Intervista a Francesco Broccolo, docente di Microbiologia e Microbiologia Clinica del Dipartimento di Medicina e Chirurgia dell'Università degli Studi di Milano Bicocca


Fotografia che ritrae Francesco BroccoloContro il dilagare dell’infezione da coronavirus Sars-Cov-2 non siamo proprio disarmati. La Covid-19 è molto contagiosa, ma si caratterizza per avere sintomi diversi per intensità e gravità, anche a livello respiratorio. “Lo spettro delle manifestazioni cliniche”, spiega Francesco Broccolo, virologo e docente di Microbiologia e Microbiologia Clinica dell’Università Milano-Bicocca, “va dall’essere asintomatico a un semplice raffreddamento fino a problemi respiratori anche gravi

Oltre ai sintomi tipici del raffreddamento, sono stati individuati anche disturbi lievi meno noti, ma molto importanti per indicare un possibile contagio da Covid-19. 
Il mal di pancia è tra questi. Secondo uno studio su 204 pazienti della provincia cinese dell’Hubei, pubblicato sull’American Journal of Gastroenterology, il 48,5% è arrivato in ospedale con problemi di stomaco come diarrea, vomito o dolore addominale

Un altro dei primi sintomi meno noti di infezione da Covid-19 riguarda un deficit dell'olfatto (anosmia) e un conseguente deficit del senso del gusto (ageusia). Lo rivelano alcuni dati preliminari accumulati su pazienti in diversi paesi del mondo tra cui l'Italia e raccolti da Claire Hopkins, presidente della British Rhinological Society. In base ai dati della Corea del Sud, si stima che il 30% delle persone positive abbia avuto questo disturbo temporaneo, anche in assenza di altri sintomi. La British Association of Otorhinolaryngology, l’Ordine professionale degli Otorinolaringoiatri britannici, ha decretato che chi riscontra una perdita totale di questi sensi dovrebbe auto-isolarsi immediatamente, anche in assenza di altri sintomi.

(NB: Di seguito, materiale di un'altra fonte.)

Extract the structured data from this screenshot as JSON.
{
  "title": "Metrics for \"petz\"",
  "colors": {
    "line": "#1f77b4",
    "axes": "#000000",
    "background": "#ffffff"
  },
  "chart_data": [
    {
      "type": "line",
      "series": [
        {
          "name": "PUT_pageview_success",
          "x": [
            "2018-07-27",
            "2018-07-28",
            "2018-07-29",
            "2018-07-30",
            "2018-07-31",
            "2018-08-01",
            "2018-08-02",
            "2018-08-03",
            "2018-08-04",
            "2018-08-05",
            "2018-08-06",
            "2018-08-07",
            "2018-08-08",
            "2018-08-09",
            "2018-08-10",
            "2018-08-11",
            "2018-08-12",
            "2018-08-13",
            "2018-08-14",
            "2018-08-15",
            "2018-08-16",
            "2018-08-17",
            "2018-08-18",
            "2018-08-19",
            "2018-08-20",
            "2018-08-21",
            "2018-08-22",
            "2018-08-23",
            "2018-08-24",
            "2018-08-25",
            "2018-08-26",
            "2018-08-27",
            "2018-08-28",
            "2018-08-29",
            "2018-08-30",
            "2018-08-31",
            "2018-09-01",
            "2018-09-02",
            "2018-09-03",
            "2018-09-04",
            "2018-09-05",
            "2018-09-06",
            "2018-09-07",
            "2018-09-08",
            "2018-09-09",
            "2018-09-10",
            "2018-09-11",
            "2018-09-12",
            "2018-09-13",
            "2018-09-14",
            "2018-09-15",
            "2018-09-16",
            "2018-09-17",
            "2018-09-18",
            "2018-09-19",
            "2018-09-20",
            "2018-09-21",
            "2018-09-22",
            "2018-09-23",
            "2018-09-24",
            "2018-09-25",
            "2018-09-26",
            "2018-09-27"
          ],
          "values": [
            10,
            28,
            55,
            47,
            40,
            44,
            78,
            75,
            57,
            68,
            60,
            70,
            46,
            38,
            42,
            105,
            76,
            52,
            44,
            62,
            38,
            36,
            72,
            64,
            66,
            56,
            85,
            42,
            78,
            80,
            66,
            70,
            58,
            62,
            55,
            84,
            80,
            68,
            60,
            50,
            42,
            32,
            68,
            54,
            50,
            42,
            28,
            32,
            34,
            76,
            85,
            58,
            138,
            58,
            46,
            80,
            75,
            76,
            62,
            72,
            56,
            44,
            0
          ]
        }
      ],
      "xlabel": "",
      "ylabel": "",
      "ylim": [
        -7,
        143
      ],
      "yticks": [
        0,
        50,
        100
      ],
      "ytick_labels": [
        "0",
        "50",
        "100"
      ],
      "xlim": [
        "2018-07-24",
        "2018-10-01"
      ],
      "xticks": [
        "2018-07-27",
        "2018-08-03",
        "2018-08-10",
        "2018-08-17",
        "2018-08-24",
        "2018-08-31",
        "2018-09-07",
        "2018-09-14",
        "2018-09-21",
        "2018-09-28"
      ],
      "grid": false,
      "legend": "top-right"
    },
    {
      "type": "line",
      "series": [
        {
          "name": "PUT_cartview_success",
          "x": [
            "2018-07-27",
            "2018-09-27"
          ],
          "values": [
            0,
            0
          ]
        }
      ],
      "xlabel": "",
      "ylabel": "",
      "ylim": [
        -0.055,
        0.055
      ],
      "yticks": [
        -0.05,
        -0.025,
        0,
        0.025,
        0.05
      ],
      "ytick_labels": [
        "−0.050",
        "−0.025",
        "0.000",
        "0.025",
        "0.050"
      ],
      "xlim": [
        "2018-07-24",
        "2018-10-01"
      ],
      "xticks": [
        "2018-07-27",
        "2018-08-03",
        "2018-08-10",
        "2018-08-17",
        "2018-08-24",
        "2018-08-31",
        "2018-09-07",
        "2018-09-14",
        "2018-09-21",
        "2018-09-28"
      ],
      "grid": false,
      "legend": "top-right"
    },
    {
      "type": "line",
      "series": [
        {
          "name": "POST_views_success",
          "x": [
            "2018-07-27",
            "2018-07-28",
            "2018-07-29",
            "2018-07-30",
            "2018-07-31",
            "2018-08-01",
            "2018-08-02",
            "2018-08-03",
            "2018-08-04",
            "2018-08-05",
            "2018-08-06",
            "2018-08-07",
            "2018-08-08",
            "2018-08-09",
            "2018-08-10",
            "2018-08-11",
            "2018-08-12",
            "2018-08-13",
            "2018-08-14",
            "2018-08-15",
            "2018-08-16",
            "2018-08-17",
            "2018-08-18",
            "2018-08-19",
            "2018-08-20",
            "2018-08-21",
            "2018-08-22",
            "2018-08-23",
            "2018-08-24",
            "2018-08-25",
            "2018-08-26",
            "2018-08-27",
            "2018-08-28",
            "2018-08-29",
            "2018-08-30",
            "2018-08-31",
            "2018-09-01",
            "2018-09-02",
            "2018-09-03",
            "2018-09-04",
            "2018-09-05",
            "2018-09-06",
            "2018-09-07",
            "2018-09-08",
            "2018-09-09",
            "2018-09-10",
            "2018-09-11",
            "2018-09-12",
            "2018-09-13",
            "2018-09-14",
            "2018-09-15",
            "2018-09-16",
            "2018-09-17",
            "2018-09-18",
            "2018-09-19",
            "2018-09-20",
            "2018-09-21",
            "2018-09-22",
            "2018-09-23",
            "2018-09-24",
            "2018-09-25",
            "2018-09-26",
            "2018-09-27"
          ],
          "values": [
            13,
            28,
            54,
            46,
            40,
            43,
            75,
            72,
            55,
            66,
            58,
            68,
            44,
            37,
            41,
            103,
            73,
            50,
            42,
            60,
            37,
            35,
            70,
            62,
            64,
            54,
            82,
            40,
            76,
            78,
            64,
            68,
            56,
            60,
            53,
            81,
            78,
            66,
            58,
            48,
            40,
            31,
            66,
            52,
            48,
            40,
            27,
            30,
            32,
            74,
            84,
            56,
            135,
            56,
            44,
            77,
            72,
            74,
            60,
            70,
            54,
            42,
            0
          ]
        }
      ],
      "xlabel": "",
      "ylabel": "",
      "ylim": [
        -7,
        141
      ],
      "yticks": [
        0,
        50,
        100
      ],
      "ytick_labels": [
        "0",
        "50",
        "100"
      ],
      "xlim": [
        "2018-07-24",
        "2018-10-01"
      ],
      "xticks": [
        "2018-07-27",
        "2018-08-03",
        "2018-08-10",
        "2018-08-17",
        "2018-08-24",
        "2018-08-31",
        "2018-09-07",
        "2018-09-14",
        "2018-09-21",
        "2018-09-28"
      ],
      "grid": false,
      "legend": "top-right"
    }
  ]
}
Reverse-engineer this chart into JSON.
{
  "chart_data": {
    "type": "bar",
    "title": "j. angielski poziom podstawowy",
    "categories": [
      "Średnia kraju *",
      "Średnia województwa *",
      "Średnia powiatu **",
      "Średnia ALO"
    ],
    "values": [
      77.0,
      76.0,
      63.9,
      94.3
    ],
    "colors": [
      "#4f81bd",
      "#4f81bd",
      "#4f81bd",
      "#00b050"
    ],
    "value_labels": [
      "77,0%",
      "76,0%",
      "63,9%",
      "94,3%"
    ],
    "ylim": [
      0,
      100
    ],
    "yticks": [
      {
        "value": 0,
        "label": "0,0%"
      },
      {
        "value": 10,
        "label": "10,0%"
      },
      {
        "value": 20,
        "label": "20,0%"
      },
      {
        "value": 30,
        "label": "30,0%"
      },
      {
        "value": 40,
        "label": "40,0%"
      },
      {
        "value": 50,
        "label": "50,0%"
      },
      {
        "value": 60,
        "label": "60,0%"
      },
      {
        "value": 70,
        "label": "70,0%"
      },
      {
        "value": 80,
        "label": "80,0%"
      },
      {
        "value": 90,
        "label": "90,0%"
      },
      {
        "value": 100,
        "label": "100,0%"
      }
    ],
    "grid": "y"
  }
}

Un profondo senso di stanchezza psicofisica, che si manifesta prima degli altri disturbi, è un altro sintomo recentemente scoperto e associato all’infezione da coronavirus. Secondo un rapporto pubblicato sul Journal of American Medical Association, fino al 44% dei ricoverati in ospedale con Covid-19 ha riferito un forte senso di stanchezza e affaticamento mentale. Sono in corso ricerche per verificare quanto questi segnali siano comuni senza confonderli con problemi allergici, diffusi in questo periodo dell’anno.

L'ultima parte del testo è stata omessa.